Returns: - sorted_df : DataFrame
New DataFrame object with rows sorted as specified.
-
to_head
(col)¶ Returns a DataFrame with specified column as the first item in projection.
Parameters: - col : str
The column to move to head.
Returns: - DataFrame
The same data as this DataFrame but with the named column in the first position.
Examples
Input:
>>> df1 = cc.table("DBM_TRAINING") >>> import pprint >>> pprint.pprint(df1.columns) ['ID', 'AGE', 'JOB', 'MARITAL', 'EDUCATION', 'DBM_DEFAULT', 'HOUSING', 'LOAN', 'CONTACT', 'DBM_MONTH', 'DAY_OF_WEEK', 'DURATION', 'CAMPAIGN', 'PDAYS', 'PREVIOUS', 'POUTCOME', 'EMP_VAR_RATE', 'CONS_PRICE_IDX', 'CONS_CONF_IDX', 'EURIBOR3M', 'NREMPLOYED', 'LABEL']
Moving the column ‘LABEL’ to head:
>>> df2 = df1.to_head('LABEL') >>> pprint.pprint(df2.columns) ['LABEL', 'ID', 'AGE', 'JOB', 'MARITAL', 'EDUCATION', 'DBM_DEFAULT', 'HOUSING', 'LOAN', 'CONTACT', 'DBM_MONTH', 'DAY_OF_WEEK', 'DURATION', 'CAMPAIGN', 'PDAYS', 'PREVIOUS', 'POUTCOME', 'EMP_VAR_RATE', 'CONS_PRICE_IDX', 'CONS_CONF_IDX', 'EURIBOR3M', 'NREMPLOYED']
-
union
(other, all=True)¶ Combine this DataFrame’s rows and another DataFrame’s rows into one DataFrame. Equivalent to a SQL UNION ALL by default.

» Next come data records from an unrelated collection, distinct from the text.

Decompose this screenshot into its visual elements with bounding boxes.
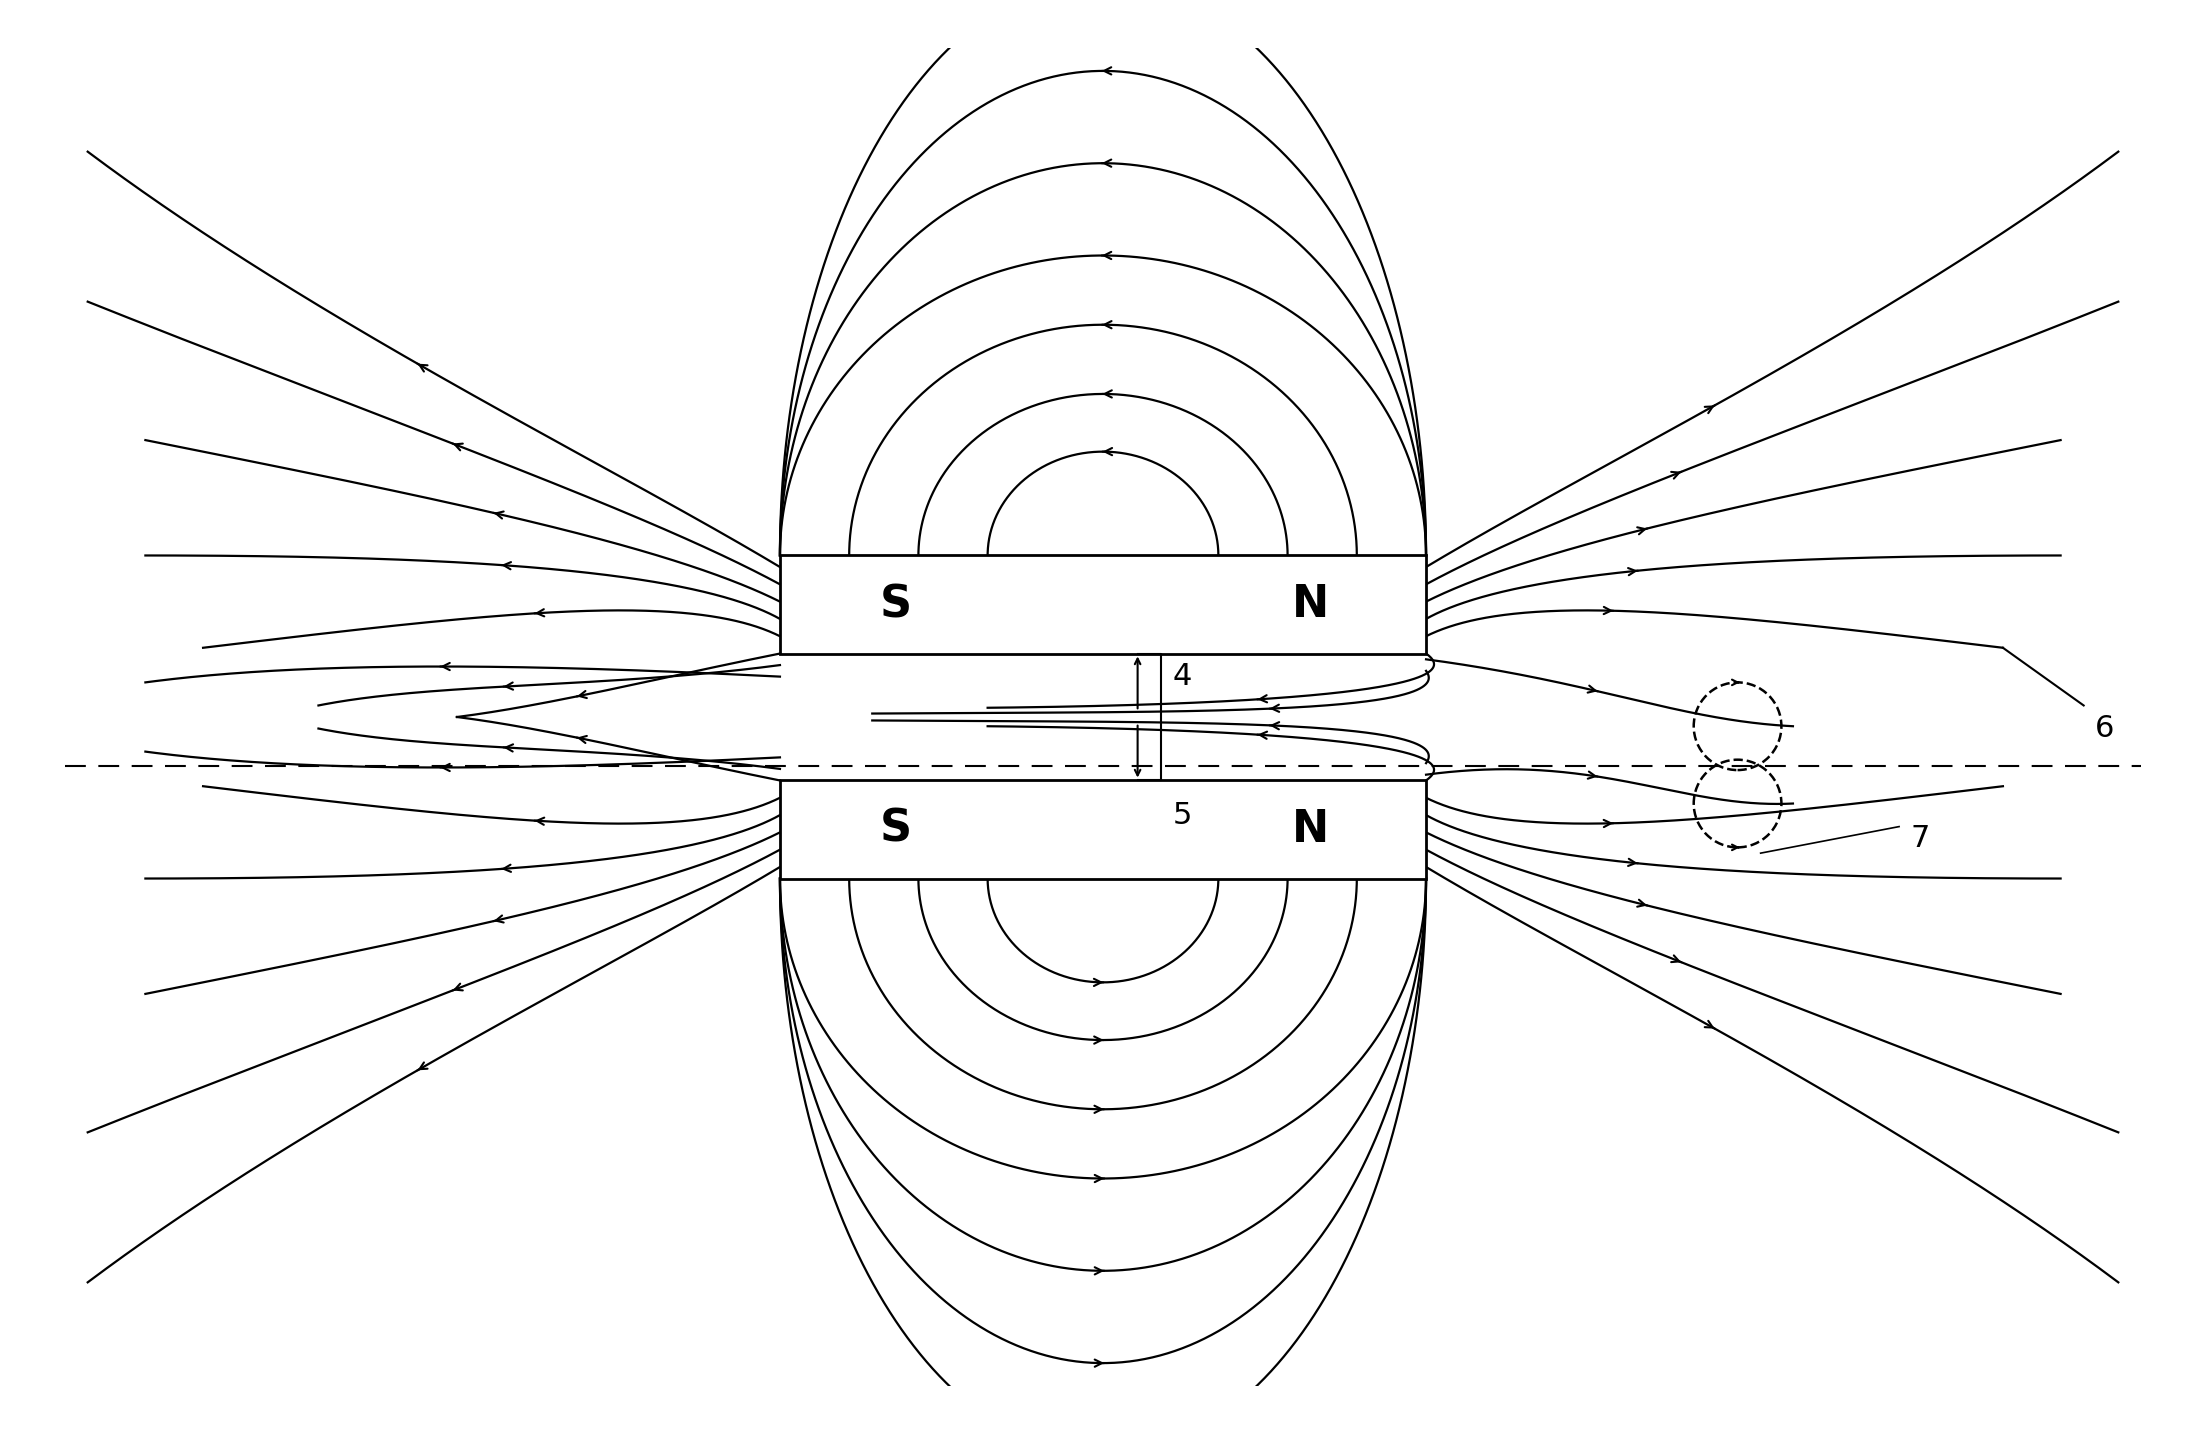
Text: N: N bbox=[1293, 584, 1330, 627]
Text: 7: 7 bbox=[1910, 823, 1930, 853]
Bar bbox=[781, 780, 1425, 879]
Text: 4: 4 bbox=[1171, 663, 1191, 691]
Text: 6: 6 bbox=[2096, 714, 2116, 743]
Text: S: S bbox=[880, 584, 911, 627]
Bar bbox=[781, 555, 1425, 654]
Text: S: S bbox=[880, 807, 911, 850]
Text: 5: 5 bbox=[1171, 800, 1191, 829]
Text: N: N bbox=[1293, 807, 1330, 850]
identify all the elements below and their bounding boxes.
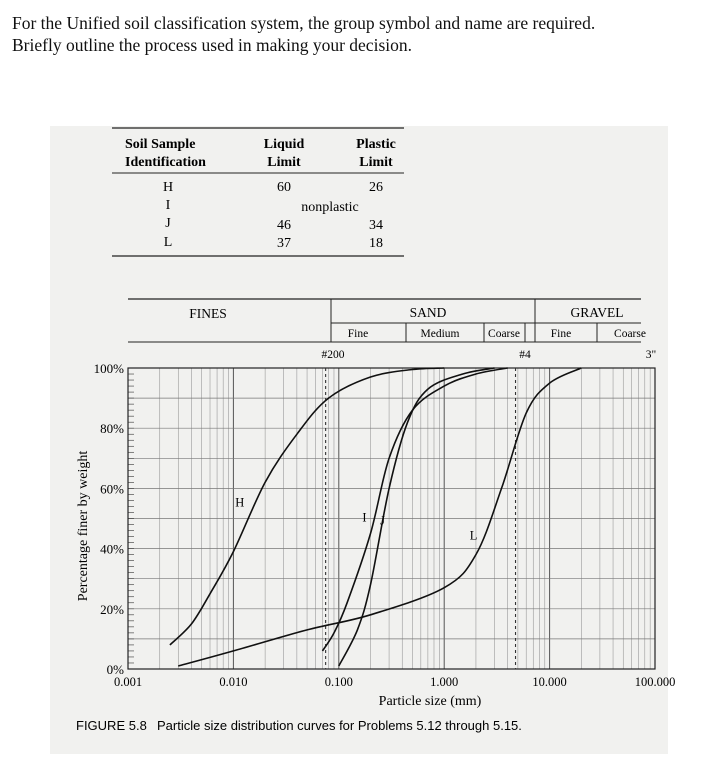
header-liquid-2: Limit bbox=[267, 155, 301, 170]
row-i-id: I bbox=[166, 198, 171, 213]
header-liquid-1: Liquid bbox=[264, 137, 305, 152]
label-sand-medium: Medium bbox=[421, 328, 460, 340]
header-sample-2: Identification bbox=[125, 155, 206, 170]
row-h-pl: 26 bbox=[369, 180, 383, 195]
x-axis: 0.001 0.010 0.100 1.000 10.000 100.000 bbox=[114, 675, 675, 689]
row-j-ll: 46 bbox=[277, 218, 291, 233]
sieve-200: #200 bbox=[322, 349, 345, 361]
row-l-id: L bbox=[164, 235, 173, 250]
header-sample-1: Soil Sample bbox=[125, 137, 195, 152]
figure-caption-text: Particle size distribution curves for Pr… bbox=[157, 718, 522, 733]
curve-labels: H I J L bbox=[235, 495, 477, 542]
y-tick-label: 20% bbox=[100, 602, 124, 617]
y-tick-label: 40% bbox=[100, 542, 124, 557]
row-i-note: nonplastic bbox=[301, 200, 359, 215]
curve-label-J: J bbox=[380, 514, 385, 528]
figure-caption-label: FIGURE 5.8 bbox=[76, 718, 147, 733]
curve-label-H: H bbox=[235, 495, 244, 509]
row-j-id: J bbox=[165, 216, 171, 231]
y-axis: 0%20%40%60%80%100% bbox=[94, 361, 125, 677]
label-gravel: GRAVEL bbox=[570, 305, 623, 320]
y-tick-label: 80% bbox=[100, 421, 124, 436]
x-tick-label: 0.100 bbox=[325, 675, 353, 689]
x-axis-title: Particle size (mm) bbox=[379, 694, 482, 709]
header-plastic-1: Plastic bbox=[356, 137, 396, 152]
y-tick-label: 100% bbox=[94, 361, 125, 376]
x-tick-label: 1.000 bbox=[430, 675, 458, 689]
x-tick-label: 0.010 bbox=[219, 675, 247, 689]
label-fines: FINES bbox=[189, 306, 227, 321]
sieve-4: #4 bbox=[519, 349, 531, 361]
curve-label-L: L bbox=[470, 529, 478, 543]
header-plastic-2: Limit bbox=[359, 155, 393, 170]
plot-grid bbox=[128, 368, 655, 669]
x-tick-label: 100.000 bbox=[635, 675, 676, 689]
size-class-header: FINES SAND GRAVEL Fine Medium Coarse Fin… bbox=[128, 299, 656, 361]
x-tick-label: 10.000 bbox=[532, 675, 566, 689]
label-sand-fine: Fine bbox=[348, 328, 368, 340]
row-l-pl: 18 bbox=[369, 236, 383, 251]
x-tick-label: 0.001 bbox=[114, 675, 142, 689]
sieve-3in: 3" bbox=[646, 349, 656, 361]
row-h-id: H bbox=[163, 180, 173, 195]
label-sand-coarse: Coarse bbox=[488, 328, 520, 340]
limits-table: Soil Sample Identification Liquid Limit … bbox=[112, 128, 404, 256]
label-sand: SAND bbox=[410, 305, 447, 320]
row-h-ll: 60 bbox=[277, 180, 291, 195]
label-gravel-coarse: Coarse bbox=[614, 328, 646, 340]
row-j-pl: 34 bbox=[369, 218, 383, 233]
label-gravel-fine: Fine bbox=[551, 328, 571, 340]
y-axis-title: Percentage finer by weight bbox=[76, 451, 91, 602]
curves bbox=[170, 368, 581, 666]
curve-label-I: I bbox=[362, 511, 366, 525]
y-tick-label: 60% bbox=[100, 481, 124, 496]
row-l-ll: 37 bbox=[277, 236, 291, 251]
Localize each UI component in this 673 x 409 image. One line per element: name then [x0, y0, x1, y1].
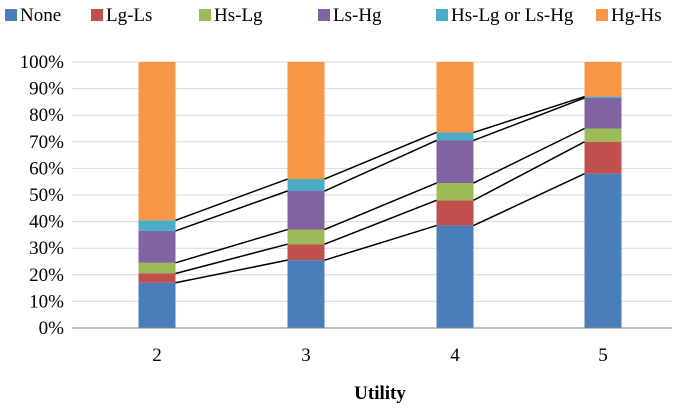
connector-line [473, 141, 585, 201]
bar-segment-hg-hs-2 [138, 62, 176, 221]
bar-segment-hs-lg-or-ls-hg-4 [436, 132, 474, 141]
x-tick-label: 2 [152, 345, 162, 366]
legend-item-hg-hs: Hg-Hs [596, 5, 662, 26]
x-tick-label: 5 [598, 345, 608, 366]
bar-segment-none-5 [584, 173, 622, 328]
bar-segment-lg-ls-4 [436, 200, 474, 226]
legend-item-lg-ls: Lg-Ls [91, 5, 152, 26]
bar-segment-none-4 [436, 225, 474, 328]
legend-swatch [318, 9, 330, 21]
bar-segment-hs-lg-or-ls-hg-2 [138, 220, 176, 231]
bar-segment-lg-ls-3 [287, 244, 325, 261]
connector-lines [175, 95, 585, 284]
bar-segment-none-3 [287, 260, 325, 328]
x-tick-labels: 2 3 4 5 [152, 345, 608, 366]
bar-segment-hs-lg-4 [436, 183, 474, 201]
legend-swatch [199, 9, 211, 21]
legend-swatch [596, 9, 608, 21]
bar-segment-hg-hs-5 [584, 62, 622, 97]
legend: None Lg-Ls Hs-Lg Ls-Hg Hs-Lg or Ls-Hg Hg-Hs [5, 5, 662, 26]
bar-segment-ls-hg-4 [436, 140, 474, 184]
x-axis-title: Utility [354, 383, 406, 404]
y-tick-label: 20% [29, 265, 64, 286]
legend-label: Hg-Hs [611, 5, 662, 26]
legend-label: None [20, 5, 61, 26]
connector-line [175, 190, 288, 232]
bar-segment-hs-lg-5 [584, 128, 622, 142]
legend-label: Ls-Hg [333, 5, 382, 26]
legend-swatch [5, 9, 17, 21]
connector-line [324, 199, 437, 245]
connector-line [175, 243, 288, 275]
bar-segment-lg-ls-2 [138, 273, 176, 283]
y-tick-label: 40% [29, 212, 64, 233]
bar-segment-hs-lg-or-ls-hg-5 [584, 96, 622, 98]
y-tick-label: 80% [29, 105, 64, 126]
legend-label: Lg-Ls [106, 5, 152, 26]
connector-line [324, 139, 437, 192]
y-tick-label: 90% [29, 79, 64, 100]
y-tick-label: 70% [29, 132, 64, 153]
legend-item-ls-hg: Ls-Hg [318, 5, 382, 26]
bar-segment-hg-hs-3 [287, 62, 325, 180]
connector-line [324, 224, 437, 261]
bar-segment-hg-hs-4 [436, 62, 474, 133]
bar-segment-ls-hg-3 [287, 191, 325, 230]
bar-segment-hs-lg-2 [138, 262, 176, 274]
legend-item-hs-lg: Hs-Lg [199, 5, 263, 26]
x-tick-label: 4 [450, 345, 460, 366]
connector-line [473, 173, 585, 227]
y-tick-label: 10% [29, 291, 64, 312]
y-tick-label: 60% [29, 158, 64, 179]
connector-line [473, 127, 585, 184]
connector-line [175, 178, 288, 221]
bar-segment-ls-hg-2 [138, 230, 176, 263]
connector-line [324, 182, 437, 231]
connector-line [473, 95, 585, 134]
legend-item-none: None [5, 5, 61, 26]
legend-item-hs-lg-or-ls-hg: Hs-Lg or Ls-Hg [436, 5, 574, 26]
bar-segment-lg-ls-5 [584, 141, 622, 174]
connector-line [175, 228, 288, 264]
connector-line [473, 97, 585, 142]
bar-segment-hs-lg-or-ls-hg-3 [287, 179, 325, 192]
bar-segment-hs-lg-3 [287, 229, 325, 245]
connector-line [324, 131, 437, 180]
connector-line [175, 259, 288, 284]
bar-segment-none-2 [138, 282, 176, 328]
y-tick-label: 30% [29, 238, 64, 259]
bars [138, 62, 622, 328]
legend-swatch [91, 9, 103, 21]
y-tick-label: 0% [39, 318, 65, 339]
y-tick-label: 50% [29, 185, 64, 206]
legend-label: Hs-Lg or Ls-Hg [451, 5, 574, 26]
bar-segment-ls-hg-5 [584, 97, 622, 129]
y-tick-labels: 0% 10% 20% 30% 40% 50% 60% 70% 80% 90% 100% [20, 52, 65, 339]
legend-swatch [436, 9, 448, 21]
x-tick-label: 3 [301, 345, 311, 366]
y-tick-label: 100% [20, 52, 65, 73]
legend-label: Hs-Lg [214, 5, 263, 26]
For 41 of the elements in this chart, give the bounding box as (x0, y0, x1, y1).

Parameters: - other : DataFrame
Right side of the union.
- all : bool, optional
If True, keep duplicate rows, equivalent to UNION ALL in SQL. If False, keep only one copy of duplicate rows (even if they come from the same side of the union), equivalent to a UNION or a UNION ALL followed by DISTINCT in SQL. Defaults to True.
Returns: - DataFrame
Combined data from self and other.
Examples
We have two DataFrames we want to union, with some duplicate rows:
>>> df1.collect() A B 0 1 2 1 1 2 2 2 3 >>> df2.collect() A B 0 2 3 1 3 4
union() will produce a DataFrame containing all rows of both df1 and df2, like a UNION ALL:
>>> df1.union(df2).collect() A B 0 1 2 1 1 2 2 2 3 3 2 3 4 3 4
To get the deduplication effect of a UNION DISTINCT, pass all=False or call distinct() after union():
>>> df1.union(df2, all=False).collect() A B 0 1 2 1 2 3 2 3 4 >>> df1.union(df2).distinct().collect() A B 0 1 2 1 2 3 2 3 4
-
hana_ml.dataframe.
quotename
(name)¶ Escape a schema, table, or column name for use in SQL.
hana_ml functions and methods that take schema, table, or column names already escape their input by default, but those that take SQL don’t (and can’t) perform escaping automatically.
Parameters: - name : str
Schema, table, or column name.
Returns: - str
Escaped name. The string is surrounded in quotation marks, and existing quotation marks are escaped by doubling them.